UNE FOIS STABILISÉS, IL S’AGIT DE LES OCCUPER
Dès qu’ils sont prêts, les patients en voie de guérison sont orientés vers le centre de réinsertion. « L’inactivité est la pire des conditions, c’est lorsque vous vous mettez à penser, à ressasser, que vous rechutez. » La théorie de Grégoire Ahongbonon a fait ses preuves. Le centre compte aujourd’hui une boulangerie, un atelier de couture, un atelier de peinture sur batik et une ferme d’élevage de porcs. Une fois encore, chacune de ces activités est chapeautée par un ancien malade. Lorsqu’il s’est perdu, Raymond Madou S.Y. a d’abord été trouvé par la police. « Je faisais des colères terribles et inexpliquées. Les policiers m’ont battu toute la nuit. Pour eux, j’étais un bandit. » Il raconte son histoire calmement, d’une traite et sans honte. Apprenant que Raymond exerçait le métier de boulanger, le fondateur du centre décide de construire une boulangerie et lui en donne les rênes. Raymond devient alors boulanger formateur d’une dizaine d’hommes en quête d’eux-mêmes. « Depuis que je suis à la boulangerie, je n’ai eu aucune rechute. J’ai pris femme, lance-t-il, nous avons deux enfants. Non, elle n’est pas malade. Oui, je continue à prendre mon traitement. » Près de 2 500 flûtes sortent du centre tous les matins.
ÉTAT DÉMISSIONNAIRE
Marine Gourvès, auteure de ce reportage, habite à Ouagadougou au Burkina Faso depuis un an. Elle y travaille pour des organisations de la société civile qui protègent et défendent les droits humains.

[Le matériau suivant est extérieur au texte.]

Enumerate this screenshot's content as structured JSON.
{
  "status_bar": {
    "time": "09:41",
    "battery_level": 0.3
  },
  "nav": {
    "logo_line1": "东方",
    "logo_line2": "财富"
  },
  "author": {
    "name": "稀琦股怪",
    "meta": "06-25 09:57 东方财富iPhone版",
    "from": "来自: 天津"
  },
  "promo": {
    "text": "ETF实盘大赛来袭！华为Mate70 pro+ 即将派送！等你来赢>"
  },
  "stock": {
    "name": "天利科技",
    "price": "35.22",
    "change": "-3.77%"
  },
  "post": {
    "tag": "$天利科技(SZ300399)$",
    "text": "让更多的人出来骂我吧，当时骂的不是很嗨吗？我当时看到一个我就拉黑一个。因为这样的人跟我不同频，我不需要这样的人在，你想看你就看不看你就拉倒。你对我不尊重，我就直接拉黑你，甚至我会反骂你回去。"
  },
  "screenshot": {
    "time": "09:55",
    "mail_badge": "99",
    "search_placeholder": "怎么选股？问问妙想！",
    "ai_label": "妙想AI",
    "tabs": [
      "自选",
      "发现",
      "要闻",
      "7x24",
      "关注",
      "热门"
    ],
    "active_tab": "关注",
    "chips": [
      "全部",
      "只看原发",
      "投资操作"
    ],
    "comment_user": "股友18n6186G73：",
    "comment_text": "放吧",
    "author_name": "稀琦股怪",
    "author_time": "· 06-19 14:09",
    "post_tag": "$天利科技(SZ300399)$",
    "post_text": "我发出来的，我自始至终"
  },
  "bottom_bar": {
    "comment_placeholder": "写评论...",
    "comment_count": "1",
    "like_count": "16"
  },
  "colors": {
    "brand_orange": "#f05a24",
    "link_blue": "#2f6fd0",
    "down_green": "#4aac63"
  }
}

Les traitements prescrits aux patients coûtent cher, entre 30 000 et 40 000 francs CFA (45-60 €) par mois. C’est le centre qui les assume, une lourde charge quand on sait qu’ils doivent être pris à vie et que l’Etat n’y contribue pas. « On vit au jour le jour », soupire Grégoire Ahongbonon. Il déplore n’avoir reçu aucune aide publique, qu’elle soit financière ou matérielle. Pour l’heure, les centres Saint Camille tournent avec les moyens du bord. Malgré tout, les avancées qu’ils ont permises sont inestimables. Depuis son ouverture en 2004, 12 059 patients sont passés par le centre d’Avrankou. Quand on demande à Léonie comment sa famille la perçoit aujourd’hui, elle répond simplement qu’elle est considérée comme une personne normale. « Les gens ne savent pas, ils ne peuvent pas voir. J’ai appris la couture et je sais que je suis guérie. » Léonie rentrera bientôt chez elle, prête à exercer un métier et à reprendre une vie normale, au terme d’une expérience douloureuse et difficile.